A few artists learned biographical information about the masks’ owners, while many did not. But, like Heustess, all transfigured their masks in a positive direction.
Lesley Patterson-Marx, an artist and educator, didn’t know the story behind her mask’s previous user, but she did know something of cancer. Her father died of a brain tumor in 2006. “I am kind of familiar with some of the treatments people go through, and also the way their body deteriorates,” she says. “It’s frightening. And the masks just kind of held that energy for me.” So she took a whimsical and cozy approach, enveloping her mask with rectangles and “puff balls” of yarn. “There’s just a lot of pain and suffering attached to the mask,” she says. “And I wanted my process to be one that didn’t contain any pain for me, one that was calming and healing and fun, a process by which I could maybe negate or heal some of that.”
Many artists decorated the exterior of a mask, while others turned the mask around. “It becomes a shelter,” Heustess says. JC Johnson, an instructor at Vanderbilt University’s Sarratt Art Studios, built something akin to a doll’s house on her mask’s interior, complete with a balsa wood chandelier.
The themes of regeneration, healing, and comfort run throughout the artists’ work, but there is also the theme of grit and determination. Kelly Harwood, an artist and owner of Gallery 202 in Franklin, where six artists created masks, took that approach. Both Harwood’s mother and father passed away from cancer, so like many of the artists, he was close to the disease. He wanted his mask to relate to the bravery one assumes when undergoing radiation treatment.

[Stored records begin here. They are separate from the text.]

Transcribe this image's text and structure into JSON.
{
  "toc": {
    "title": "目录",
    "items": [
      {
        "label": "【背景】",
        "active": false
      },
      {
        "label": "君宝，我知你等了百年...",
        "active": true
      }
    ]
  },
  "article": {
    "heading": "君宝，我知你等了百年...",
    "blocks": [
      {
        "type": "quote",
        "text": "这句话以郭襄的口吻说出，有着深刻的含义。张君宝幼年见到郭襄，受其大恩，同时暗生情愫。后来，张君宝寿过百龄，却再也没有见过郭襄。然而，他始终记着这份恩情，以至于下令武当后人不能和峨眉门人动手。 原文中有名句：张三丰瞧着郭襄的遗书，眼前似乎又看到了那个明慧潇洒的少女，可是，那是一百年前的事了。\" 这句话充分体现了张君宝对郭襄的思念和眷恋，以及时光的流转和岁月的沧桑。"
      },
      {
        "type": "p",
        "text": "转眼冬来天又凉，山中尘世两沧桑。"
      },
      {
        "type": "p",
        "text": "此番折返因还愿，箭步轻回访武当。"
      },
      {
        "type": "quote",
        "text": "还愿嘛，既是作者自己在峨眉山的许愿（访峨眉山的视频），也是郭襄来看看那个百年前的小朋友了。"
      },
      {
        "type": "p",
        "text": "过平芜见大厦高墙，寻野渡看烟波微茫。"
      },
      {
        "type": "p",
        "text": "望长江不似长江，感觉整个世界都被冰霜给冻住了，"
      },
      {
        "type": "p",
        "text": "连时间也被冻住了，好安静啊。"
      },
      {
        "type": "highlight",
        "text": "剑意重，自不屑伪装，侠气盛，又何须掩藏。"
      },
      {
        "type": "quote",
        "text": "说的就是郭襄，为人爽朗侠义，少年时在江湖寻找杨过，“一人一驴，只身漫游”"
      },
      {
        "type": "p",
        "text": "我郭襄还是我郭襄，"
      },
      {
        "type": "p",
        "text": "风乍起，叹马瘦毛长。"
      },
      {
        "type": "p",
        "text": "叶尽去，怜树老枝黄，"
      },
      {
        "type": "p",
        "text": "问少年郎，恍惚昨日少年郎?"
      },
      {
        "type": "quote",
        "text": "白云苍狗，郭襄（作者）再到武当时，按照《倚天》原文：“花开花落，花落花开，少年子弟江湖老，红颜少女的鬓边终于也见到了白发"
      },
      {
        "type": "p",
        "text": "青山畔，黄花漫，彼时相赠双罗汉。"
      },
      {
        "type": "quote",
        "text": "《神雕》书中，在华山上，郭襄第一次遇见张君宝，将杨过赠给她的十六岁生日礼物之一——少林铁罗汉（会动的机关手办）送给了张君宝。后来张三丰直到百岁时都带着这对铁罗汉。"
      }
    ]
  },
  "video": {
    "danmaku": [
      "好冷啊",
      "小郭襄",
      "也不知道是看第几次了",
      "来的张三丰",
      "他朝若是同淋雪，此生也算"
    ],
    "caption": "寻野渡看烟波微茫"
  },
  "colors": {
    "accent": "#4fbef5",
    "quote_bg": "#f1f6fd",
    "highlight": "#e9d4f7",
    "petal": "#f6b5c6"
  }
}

“I took the mask into my studio and put it on a table, and I was like, What am I going to do to make this magnificent?” he says. “That’s when I got the idea of being brave enough to undergo radiation.” Harwood envisioned a Native American warrior—a “brave.” Then he considered how many large feathers he would need to create a headdress. But after holding up a paintbrush beside the mask—Harwood is a painter—he decided his paintbrushes would become the headdress.
With the Courage Unmasked project, an array of talented Tennessee artists have been given parameters that are strictly defined: Create beautiful art out of a radiation therapy mask. But the variations they have created within that narrow vocabulary are abundant. One can only hope that the cure for cancer can become—one day—as abundant.